Much of the play was written in Worthing. Oscar says in a letter to George Alexander (first director of The Importance and first John Worthing): ‘The real charm of the play, if it is to have a charm, must be in the dialogue. The plot is slight, but, I think, adequate . . . Well, I think an amusing thing with lots of fun and wit might be made.’ Later, writing to Bosie: ‘Dearest Boy . . . I am overdrawn £41 at the bank: it really is intolerable the want of money. I have not a penny. I can’t stand it any longer, but don’t know what to do. I go down to Worthing tomorrow I hope to do work there.’ Again, later, to Bosie: ‘My own dearest Boy . . . I have been doing nothing here but bathing and playwriting. My play is really very funny: I am quite delighted with it. But it is not shaped yet. It lies in Sibylline leaves about the room, and Arthur has twice made a chaos of it by ‘tidying up’. The result, however, was rather dramatic.’ Bosie went down to Worthing to stay with the Wilde family. By all accounts he and Constance didn’t get on too well . . .
The Importance, was written originally in four acts but Oscar was persuaded to change it to three. George Alexander convinced him that the play shouldn’t have the four act society comedy form but the three act farce one. Whatever the reason, though, his three act version is leaner, tauter, fitter.
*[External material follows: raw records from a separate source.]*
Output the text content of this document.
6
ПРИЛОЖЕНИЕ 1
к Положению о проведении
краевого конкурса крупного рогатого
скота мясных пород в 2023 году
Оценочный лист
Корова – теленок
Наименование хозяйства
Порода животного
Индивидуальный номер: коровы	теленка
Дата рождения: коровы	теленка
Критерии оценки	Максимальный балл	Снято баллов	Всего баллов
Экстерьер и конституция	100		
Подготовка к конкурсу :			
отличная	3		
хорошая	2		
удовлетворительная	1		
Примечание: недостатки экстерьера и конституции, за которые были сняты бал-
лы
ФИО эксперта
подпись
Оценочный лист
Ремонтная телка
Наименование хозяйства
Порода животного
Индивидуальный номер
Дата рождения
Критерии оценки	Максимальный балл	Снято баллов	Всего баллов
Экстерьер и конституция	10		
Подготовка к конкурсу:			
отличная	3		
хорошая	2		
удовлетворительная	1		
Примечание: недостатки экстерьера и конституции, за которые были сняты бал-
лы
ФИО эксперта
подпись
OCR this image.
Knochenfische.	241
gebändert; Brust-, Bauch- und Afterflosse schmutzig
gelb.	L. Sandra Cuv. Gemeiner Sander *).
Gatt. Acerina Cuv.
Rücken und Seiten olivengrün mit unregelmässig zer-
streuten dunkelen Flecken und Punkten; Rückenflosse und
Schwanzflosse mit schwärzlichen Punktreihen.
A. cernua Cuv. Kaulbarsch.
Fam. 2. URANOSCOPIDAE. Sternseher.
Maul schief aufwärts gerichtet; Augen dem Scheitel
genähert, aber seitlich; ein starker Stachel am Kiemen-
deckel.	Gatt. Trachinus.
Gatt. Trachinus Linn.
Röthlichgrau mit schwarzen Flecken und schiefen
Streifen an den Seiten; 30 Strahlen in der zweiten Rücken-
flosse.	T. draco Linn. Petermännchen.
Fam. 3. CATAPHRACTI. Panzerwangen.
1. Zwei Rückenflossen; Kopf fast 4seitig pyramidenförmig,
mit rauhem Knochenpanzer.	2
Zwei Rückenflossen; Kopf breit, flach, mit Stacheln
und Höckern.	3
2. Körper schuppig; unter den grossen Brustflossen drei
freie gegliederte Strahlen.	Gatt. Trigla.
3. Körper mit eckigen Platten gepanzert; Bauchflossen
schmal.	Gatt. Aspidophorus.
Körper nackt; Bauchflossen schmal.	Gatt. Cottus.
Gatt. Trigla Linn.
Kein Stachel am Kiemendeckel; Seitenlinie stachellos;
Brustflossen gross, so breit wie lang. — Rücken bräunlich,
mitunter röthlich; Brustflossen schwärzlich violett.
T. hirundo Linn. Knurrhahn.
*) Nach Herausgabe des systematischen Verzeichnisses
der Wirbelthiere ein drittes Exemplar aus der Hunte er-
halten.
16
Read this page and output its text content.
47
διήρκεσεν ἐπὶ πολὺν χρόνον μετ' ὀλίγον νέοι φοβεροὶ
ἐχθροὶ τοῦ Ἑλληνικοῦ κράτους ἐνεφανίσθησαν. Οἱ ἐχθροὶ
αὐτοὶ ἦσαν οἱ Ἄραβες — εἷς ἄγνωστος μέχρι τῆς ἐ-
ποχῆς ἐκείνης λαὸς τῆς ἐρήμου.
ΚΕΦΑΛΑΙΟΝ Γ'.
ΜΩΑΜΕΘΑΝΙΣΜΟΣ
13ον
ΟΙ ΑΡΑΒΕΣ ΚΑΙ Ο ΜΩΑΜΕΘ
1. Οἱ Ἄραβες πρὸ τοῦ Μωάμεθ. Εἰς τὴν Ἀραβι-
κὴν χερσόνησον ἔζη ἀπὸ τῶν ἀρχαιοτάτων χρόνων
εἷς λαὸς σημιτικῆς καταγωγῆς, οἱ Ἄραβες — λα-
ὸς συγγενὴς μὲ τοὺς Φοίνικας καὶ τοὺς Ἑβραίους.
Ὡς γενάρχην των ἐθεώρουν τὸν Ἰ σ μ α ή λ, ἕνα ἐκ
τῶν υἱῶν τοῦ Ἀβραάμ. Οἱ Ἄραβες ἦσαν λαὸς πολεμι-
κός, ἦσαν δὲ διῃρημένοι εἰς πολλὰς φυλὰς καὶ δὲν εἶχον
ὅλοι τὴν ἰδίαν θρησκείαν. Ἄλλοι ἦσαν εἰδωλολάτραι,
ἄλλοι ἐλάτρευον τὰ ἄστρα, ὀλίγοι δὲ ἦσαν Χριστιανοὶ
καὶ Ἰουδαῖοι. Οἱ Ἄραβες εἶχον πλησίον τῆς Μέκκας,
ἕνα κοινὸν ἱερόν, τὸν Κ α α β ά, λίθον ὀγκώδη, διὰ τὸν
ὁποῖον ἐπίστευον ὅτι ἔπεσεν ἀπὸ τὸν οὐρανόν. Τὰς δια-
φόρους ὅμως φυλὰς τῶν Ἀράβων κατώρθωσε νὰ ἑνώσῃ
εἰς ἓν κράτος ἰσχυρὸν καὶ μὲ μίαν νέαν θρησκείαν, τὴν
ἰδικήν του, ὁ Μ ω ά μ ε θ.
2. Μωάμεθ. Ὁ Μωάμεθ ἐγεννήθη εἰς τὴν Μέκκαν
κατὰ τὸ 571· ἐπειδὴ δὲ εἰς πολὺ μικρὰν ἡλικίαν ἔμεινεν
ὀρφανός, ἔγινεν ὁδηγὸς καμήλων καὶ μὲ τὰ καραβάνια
Oscar with his sharp wit and a generous dollop of immodesty described the play in an interview prior to its performance. ‘Exquisitely trivial, a delicate bubble of fancy’; he also helped with the view, ‘the first act is ingenious, the second beautiful, the third abominably clever.’ In addition, he suggested the play will help teach us a valuable lesson for living: ‘that we should treat all the trivial things of life very seriously, and all the serious things of life with sincere and studied triviality.’ I couldn’t put it better myself.